Ho salito la montagna.
Attraverso il bosco verso la prima croce, dove mi sono fermato a riempirmi gli occhi di paesaggio.
E poi ancora in alto, ma lungo la lama sottile del crinale, sempre ad un passo dal baratro da cui saliva caldo il respiro della parete arroventata dal sole.
Rododenri in boccio e tenere foglie di mirtillo formavano un tappeto verde.
Il sentiero si arrampicava in circonluzioni che spesso lo nascondevano dietro la vegetazione.
Qualche albero secco, testimone e vestigia di un tempo antico e di antiche tempeste, resisteva spoglio lungo la cresta.
Ad ogni salto che superavo, nuove gobbe nascondevano il cielo.
E cresceva la voglia di svelare l’arcano, di giungere lì dove più in alto non avrei potuto.
A sorpresa la vetta è un pianoro.
Verde d’erba e azzurro di cielo.
In lontananza si stagliano le vette amiche, i cui nomi sono ormai entrati nella mia coscienza. La Grivola, l’Emilius, la Becca di Nona.
La valle di Rhemes si svela da quassù, tagliata dal nastro argenteo del fiume che l’ha generata.
Ci fermiamo a bearci delle nostre sensazioni.
Pane, formaggio, una mela, un goccio d’acqua.
Piaceri semplici conditi da una macchia viola di fiori.
All’improvviso il volo alto del gipeto che sfiora il pianoro per scoprire chi si muove sul suo terreno.
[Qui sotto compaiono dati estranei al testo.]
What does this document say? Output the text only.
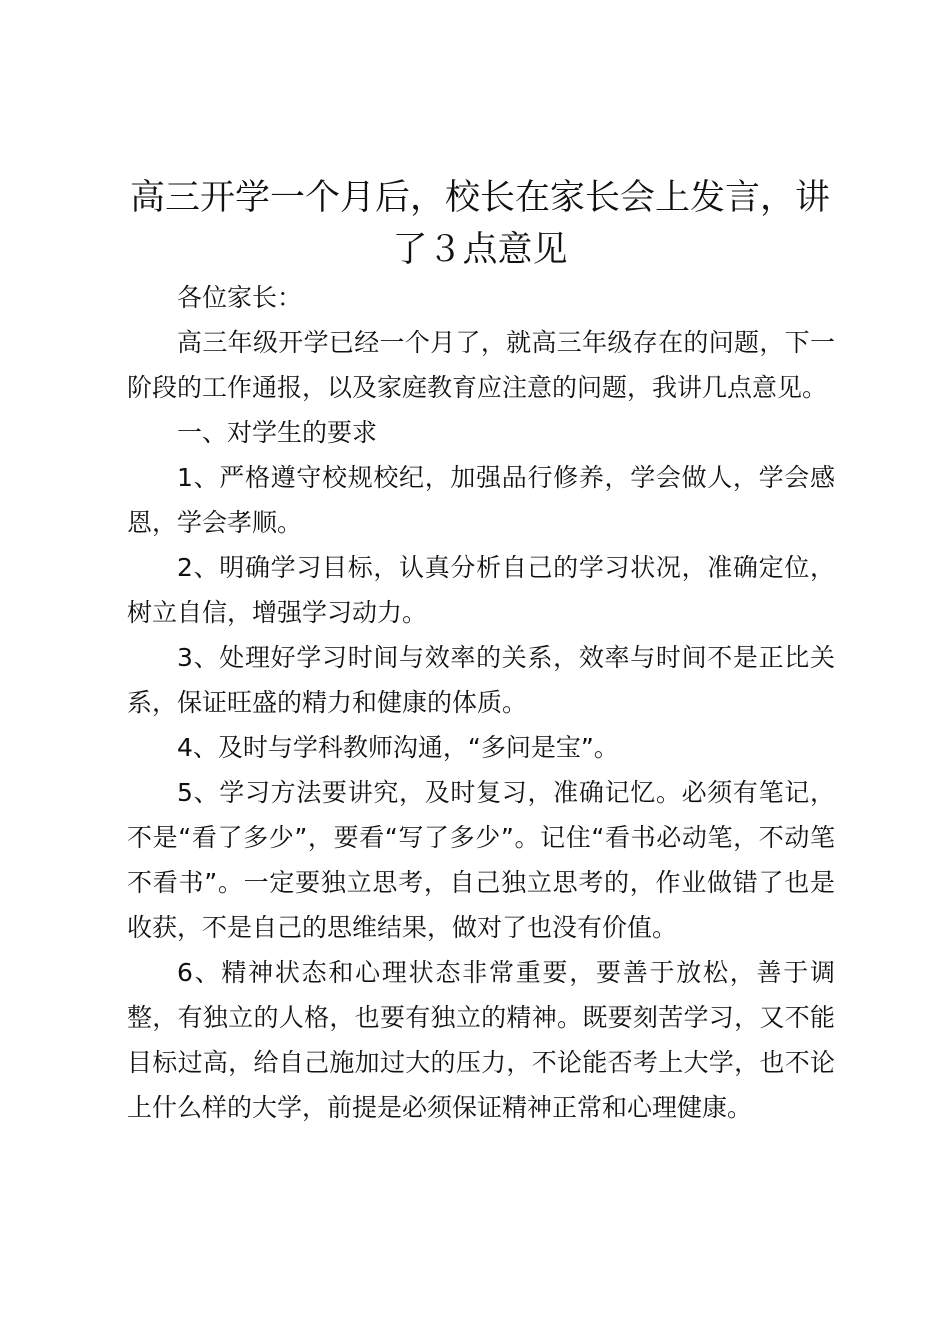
高三开学一个月后，校长在家长会上发言，讲了３点意见

各位家长：

高三年级开学已经一个月了，就高三年级存在的问题，下一阶段的工作通报，以及家庭教育应注意的问题，我讲几点意见。

一、对学生的要求

1、严格遵守校规校纪，加强品行修养，学会做人，学会感恩，学会孝顺。

2、明确学习目标，认真分析自己的学习状况，准确定位，树立自信，增强学习动力。

3、处理好学习时间与效率的关系，效率与时间不是正比关系，保证旺盛的精力和健康的体质。

4、及时与学科教师沟通，“多问是宝”。

5、学习方法要讲究，及时复习，准确记忆。必须有笔记，不是“看了多少”，要看“写了多少”。记住“看书必动笔，不动笔不看书”。一定要独立思考，自己独立思考的，作业做错了也是收获，不是自己的思维结果，做对了也没有价值。

6、精神状态和心理状态非常重要，要善于放松，善于调整，有独立的人格，也要有独立的精神。既要刻苦学习，又不能目标过高，给自己施加过大的压力，不论能否考上大学，也不论上什么样的大学，前提是必须保证精神正常和心理健康。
Qui è tutto così naturalmente al proprio posto che anch’io mi sento appagato.
Andare o restare?
Nuovi passi mi attirano verso il fondo valle, la casa e l’agognata birra fresca.
Grazie a Riccardo che mi ha fatto conoscere un pezzo della sua “montagna dietro casa”.
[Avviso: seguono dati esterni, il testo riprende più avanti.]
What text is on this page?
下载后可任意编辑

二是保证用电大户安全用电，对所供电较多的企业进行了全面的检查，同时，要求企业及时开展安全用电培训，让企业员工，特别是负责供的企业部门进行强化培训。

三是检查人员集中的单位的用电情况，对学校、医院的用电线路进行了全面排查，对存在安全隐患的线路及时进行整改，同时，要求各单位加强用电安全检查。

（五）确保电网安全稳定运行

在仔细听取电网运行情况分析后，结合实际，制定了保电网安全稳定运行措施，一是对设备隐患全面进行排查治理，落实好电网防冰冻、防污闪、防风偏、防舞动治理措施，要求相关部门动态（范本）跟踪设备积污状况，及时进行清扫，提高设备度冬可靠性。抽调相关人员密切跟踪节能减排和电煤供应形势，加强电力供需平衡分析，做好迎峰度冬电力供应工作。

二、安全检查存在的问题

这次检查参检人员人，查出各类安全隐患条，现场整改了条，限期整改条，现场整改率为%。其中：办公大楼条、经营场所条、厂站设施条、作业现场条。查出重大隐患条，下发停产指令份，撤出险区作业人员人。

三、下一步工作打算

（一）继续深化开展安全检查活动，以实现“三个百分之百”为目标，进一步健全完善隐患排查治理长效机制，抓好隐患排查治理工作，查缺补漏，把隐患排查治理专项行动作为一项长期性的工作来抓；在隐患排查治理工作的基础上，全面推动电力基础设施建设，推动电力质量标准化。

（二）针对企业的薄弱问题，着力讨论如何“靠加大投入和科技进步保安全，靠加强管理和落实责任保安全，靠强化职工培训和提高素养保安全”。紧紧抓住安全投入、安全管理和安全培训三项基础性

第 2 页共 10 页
Mi sono spesso chiesto cosa mi spingesse (e cosa spingesse tanti altri) a praticare le Terre Alte.
La ricerca di risposte alle domande della vita?
La ricerca delle domande giuste per proseguire nella vita?
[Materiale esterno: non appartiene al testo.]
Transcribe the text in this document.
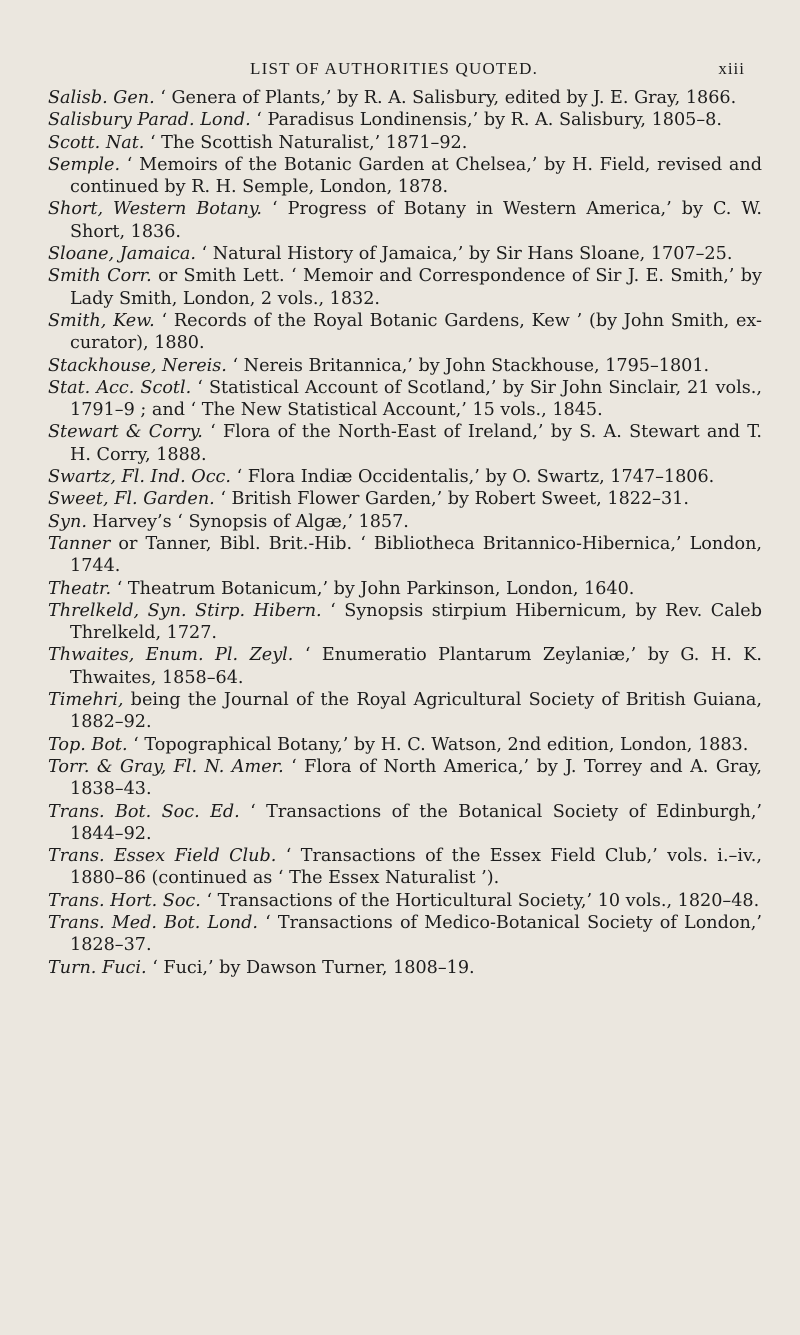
LIST OF AUTHORITIES QUOTED.	xiii
Salisb. Gen. ‘ Genera of Plants,’ by R. A. Salisbury, edited by J. E. Gray, 1866.
Salisbury Parad. Lond. ‘ Paradisus Londinensis,’ by R. A. Salisbury, 1805–8.
Scott. Nat. ‘ The Scottish Naturalist,’ 1871–92.
Semple. ‘ Memoirs of the Botanic Garden at Chelsea,’ by H. Field, revised and continued by R. H. Semple, London, 1878.
Short, Western Botany. ‘ Progress of Botany in Western America,’ by C. W. Short, 1836.
Sloane, Jamaica. ‘ Natural History of Jamaica,’ by Sir Hans Sloane, 1707–25.
Smith Corr. or Smith Lett. ‘ Memoir and Correspondence of Sir J. E. Smith,’ by Lady Smith, London, 2 vols., 1832.
Smith, Kew. ‘ Records of the Royal Botanic Gardens, Kew ’ (by John Smith, ex-curator), 1880.
Stackhouse, Nereis. ‘ Nereis Britannica,’ by John Stackhouse, 1795–1801.
Stat. Acc. Scotl. ‘ Statistical Account of Scotland,’ by Sir John Sinclair, 21 vols., 1791–9 ; and ‘ The New Statistical Account,’ 15 vols., 1845.
Stewart & Corry. ‘ Flora of the North-East of Ireland,’ by S. A. Stewart and T. H. Corry, 1888.
Swartz, Fl. Ind. Occ. ‘ Flora Indiæ Occidentalis,’ by O. Swartz, 1747–1806.
Sweet, Fl. Garden. ‘ British Flower Garden,’ by Robert Sweet, 1822–31.
Syn. Harvey’s ‘ Synopsis of Algæ,’ 1857.
Tanner or Tanner, Bibl. Brit.-Hib. ‘ Bibliotheca Britannico-Hibernica,’ London, 1744.
Theatr. ‘ Theatrum Botanicum,’ by John Parkinson, London, 1640.
Threlkeld, Syn. Stirp. Hibern. ‘ Synopsis stirpium Hibernicum, by Rev. Caleb Threlkeld, 1727.
Thwaites, Enum. Pl. Zeyl. ‘ Enumeratio Plantarum Zeylaniæ,’ by G. H. K. Thwaites, 1858–64.
Timehri, being the Journal of the Royal Agricultural Society of British Guiana, 1882–92.
Top. Bot. ‘ Topographical Botany,’ by H. C. Watson, 2nd edition, London, 1883.
Torr. & Gray, Fl. N. Amer. ‘ Flora of North America,’ by J. Torrey and A. Gray, 1838–43.
Trans. Bot. Soc. Ed. ‘ Transactions of the Botanical Society of Edinburgh,’ 1844–92.
Trans. Essex Field Club. ‘ Transactions of the Essex Field Club,’ vols. i.–iv., 1880–86 (continued as ‘ The Essex Naturalist ’).
Trans. Hort. Soc. ‘ Transactions of the Horticultural Society,’ 10 vols., 1820–48.
Trans. Med. Bot. Lond. ‘ Transactions of Medico-Botanical Society of London,’ 1828–37.
Turn. Fuci. ‘ Fuci,’ by Dawson Turner, 1808–19.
O più semplicemente per godere del piacere della fatica e di un paesaggio?
O l’appagamento di raggiungere un obbiettivo (la vetta, il rifugio, il colle)?
Ma nessuno dei motivi che ho elencato mi soddisfa.
Se fosse una specifica ragione, una volta ottenuta/raggiunta smetteremmo di praticare la montagna.
Invece io ci torno.
Giorno dopo giorno.
Anche nello stesso posto, sugli stessi sentieri.
Non posso farci nulla. Se sono in montagna sto meglio, mi sento più a mio agio.
Ci sono illusioni della gioventù che so essere fiammate di vita, brevi ed intense.
Il grande amore, il successo, la notorietà, la felicità.
Ho smesso di inseguirle, preferendo le sorelle minori.
Una relazione appagante, la soddisfazione di fare bene una cosa, pochi amici, la serenità.
Salire la montagna per me è parte integrante del vivere sereno.
A Plan Cou, steso sull’erba, osservando il volo del gipeto, ero perfettamente sereno.
Integrato in una natura più ampia. Che tutto comprende.
Piccoli piaceri, piccole gioie, non desidero altro.